Chaseit builds AI voice agents for debt collection. 25,000+ calls daily across 6+ countries and languages. You'll be investigating agent performance, figuring out why conversations fail, and fixing it.
What you'll do
Your main work is writing prompts and building evaluators. You'll refine how agents respond based on real call outcomes and client feedback, then build LLM-based systems to test if those changes actually work at scale.
Specifically:
- Write and test prompts across languages and conversation scenarios
- Build AI evaluators that assess conversation quality automatically
- Create evaluation datasets and run systematic experiments
- Analyze failure patterns in real conversations and implement fixes
- Design quality checks that catch problems before they reach production calls
What you need
- 2-5 years working with LLMs (prompting, testing, building evals)

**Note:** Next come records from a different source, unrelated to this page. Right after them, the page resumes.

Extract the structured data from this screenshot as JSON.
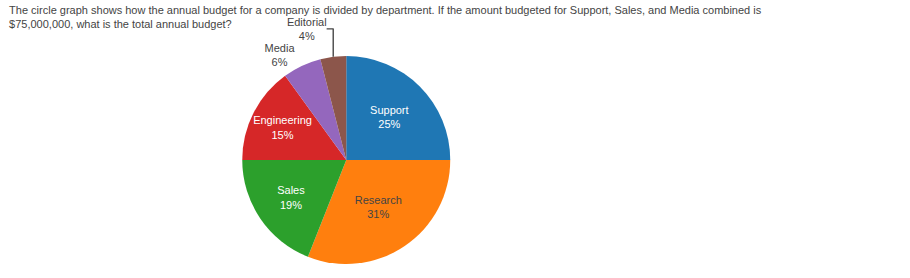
{
  "chart_data": {
    "type": "pie",
    "title": "The circle graph shows how the annual budget for a company is divided by department. If the amount budgeted for Support, Sales, and Media combined is",
    "subtitle": "$75,000,000, what is the total annual budget?",
    "categories": [
      "Support",
      "Research",
      "Sales",
      "Engineering",
      "Media",
      "Editorial"
    ],
    "values": [
      25,
      31,
      19,
      15,
      6,
      4
    ],
    "value_labels": [
      "25%",
      "31%",
      "19%",
      "15%",
      "6%",
      "4%"
    ],
    "data_labels": true
  }
}
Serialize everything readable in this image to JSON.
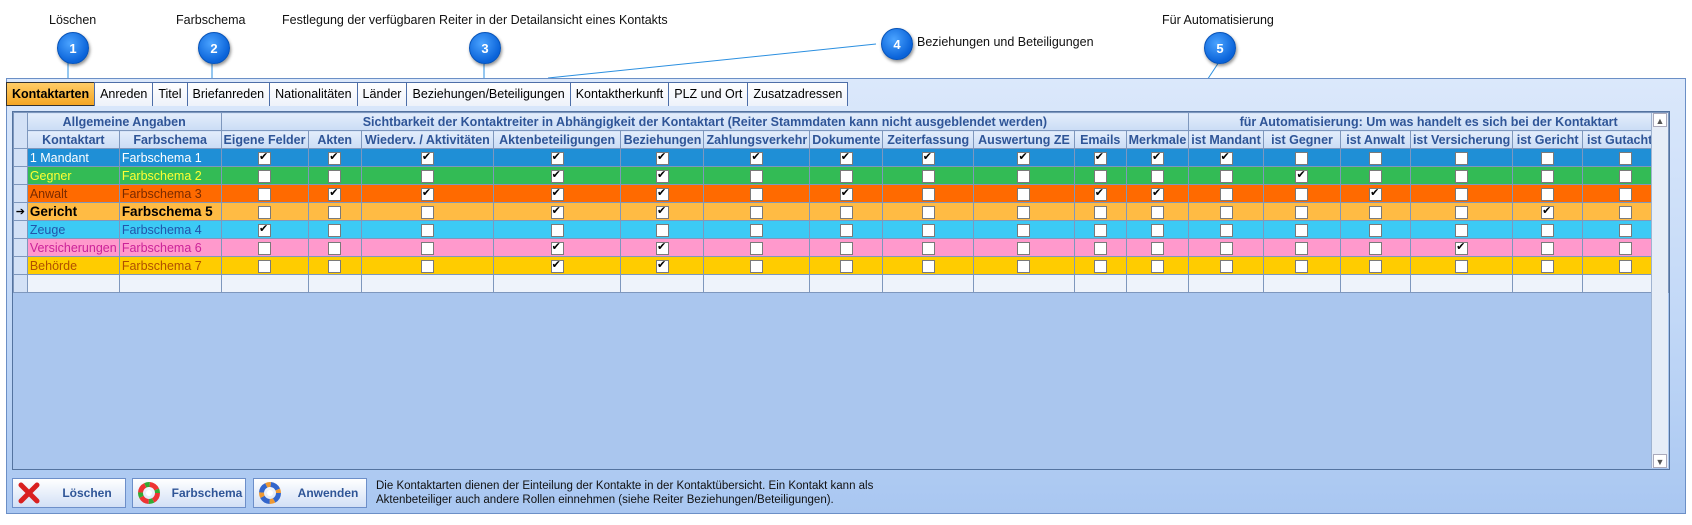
{
  "callouts": {
    "loeschen": "Löschen",
    "farbschema": "Farbschema",
    "reiter": "Festlegung der verfügbaren Reiter in der Detailansicht eines Kontakts",
    "beziehungen": "Beziehungen und Beteiligungen",
    "automatisierung": "Für Automatisierung",
    "badges": [
      "1",
      "2",
      "3",
      "4",
      "5"
    ]
  },
  "tabs": [
    "Kontaktarten",
    "Anreden",
    "Titel",
    "Briefanreden",
    "Nationalitäten",
    "Länder",
    "Beziehungen/Beteiligungen",
    "Kontaktherkunft",
    "PLZ und Ort",
    "Zusatzadressen"
  ],
  "groups": {
    "allgemein": "Allgemeine Angaben",
    "sichtbarkeit": "Sichtbarkeit der Kontaktreiter in Abhängigkeit der Kontaktart (Reiter Stammdaten kann nicht ausgeblendet werden)",
    "automatisierung": "für Automatisierung: Um was handelt es sich bei der Kontaktart"
  },
  "columns": [
    "Kontaktart",
    "Farbschema",
    "Eigene Felder",
    "Akten",
    "Wiederv. / Aktivitäten",
    "Aktenbeteiligungen",
    "Beziehungen",
    "Zahlungsverkehr",
    "Dokumente",
    "Zeiterfassung",
    "Auswertung ZE",
    "Emails",
    "Merkmale",
    "ist Mandant",
    "ist Gegner",
    "ist Anwalt",
    "ist Versicherung",
    "ist Gericht",
    "ist Gutachter"
  ],
  "rows": [
    {
      "kontaktart": "1 Mandant",
      "farbschema": "Farbschema 1",
      "bg": "#1f8fd6",
      "fg": "#ffffff",
      "current": false,
      "checks": [
        1,
        1,
        1,
        1,
        1,
        1,
        1,
        1,
        1,
        1,
        1,
        1,
        0,
        0,
        0,
        0,
        0
      ]
    },
    {
      "kontaktart": "Gegner",
      "farbschema": "Farbschema 2",
      "bg": "#33bb55",
      "fg": "#ffff33",
      "current": false,
      "checks": [
        0,
        0,
        0,
        1,
        1,
        0,
        0,
        0,
        0,
        0,
        0,
        0,
        1,
        0,
        0,
        0,
        0
      ]
    },
    {
      "kontaktart": "Anwalt",
      "farbschema": "Farbschema 3",
      "bg": "#ff6a00",
      "fg": "#7a2a00",
      "current": false,
      "checks": [
        0,
        1,
        1,
        1,
        1,
        0,
        1,
        0,
        0,
        1,
        1,
        0,
        0,
        1,
        0,
        0,
        0
      ]
    },
    {
      "kontaktart": "Gericht",
      "farbschema": "Farbschema 5",
      "bg": "#ffbb44",
      "fg": "#000000",
      "current": true,
      "checks": [
        0,
        0,
        0,
        1,
        1,
        0,
        0,
        0,
        0,
        0,
        0,
        0,
        0,
        0,
        0,
        1,
        0
      ]
    },
    {
      "kontaktart": "Zeuge",
      "farbschema": "Farbschema 4",
      "bg": "#3ccaf5",
      "fg": "#2255aa",
      "current": false,
      "checks": [
        1,
        0,
        0,
        0,
        0,
        0,
        0,
        0,
        0,
        0,
        0,
        0,
        0,
        0,
        0,
        0,
        0
      ]
    },
    {
      "kontaktart": "Versicherungen",
      "farbschema": "Farbschema 6",
      "bg": "#ff99cc",
      "fg": "#cc2299",
      "current": false,
      "checks": [
        0,
        0,
        0,
        1,
        1,
        0,
        0,
        0,
        0,
        0,
        0,
        0,
        0,
        0,
        1,
        0,
        0
      ]
    },
    {
      "kontaktart": "Behörde",
      "farbschema": "Farbschema 7",
      "bg": "#ffcc00",
      "fg": "#b05000",
      "current": false,
      "checks": [
        0,
        0,
        0,
        1,
        1,
        0,
        0,
        0,
        0,
        0,
        0,
        0,
        0,
        0,
        0,
        0,
        0
      ]
    }
  ],
  "buttons": {
    "loeschen": "Löschen",
    "farbschema": "Farbschema",
    "anwenden": "Anwenden"
  },
  "info_line1": "Die Kontaktarten dienen der Einteilung der Kontakte in der Kontaktübersicht. Ein Kontakt kann als",
  "info_line2": "Aktenbeteiliger auch andere Rollen einnehmen (siehe Reiter Beziehungen/Beteiligungen).",
  "icons": {
    "delete": "red-x-icon",
    "palette": "color-wheel-icon",
    "current_row": "row-pointer-arrow-icon"
  }
}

- Python or JavaScript skills for running tests and analyzing results
- Ability to work through messy problems systematically
- Clear written English for documenting what you find
If you've worked with conversational AI, voice systems, or multi-language models, even better.
Details
- Salary: €2,500-4,000/month (depending on experience)
- Equity: Early team members get stock options
- Locations: Vilnius (on-site), London (hybrid), or EEA remote for strong candidates
We're VC-backed, working with lenders across EMEA and US. Small team, direct access to founders, real impact on product direction.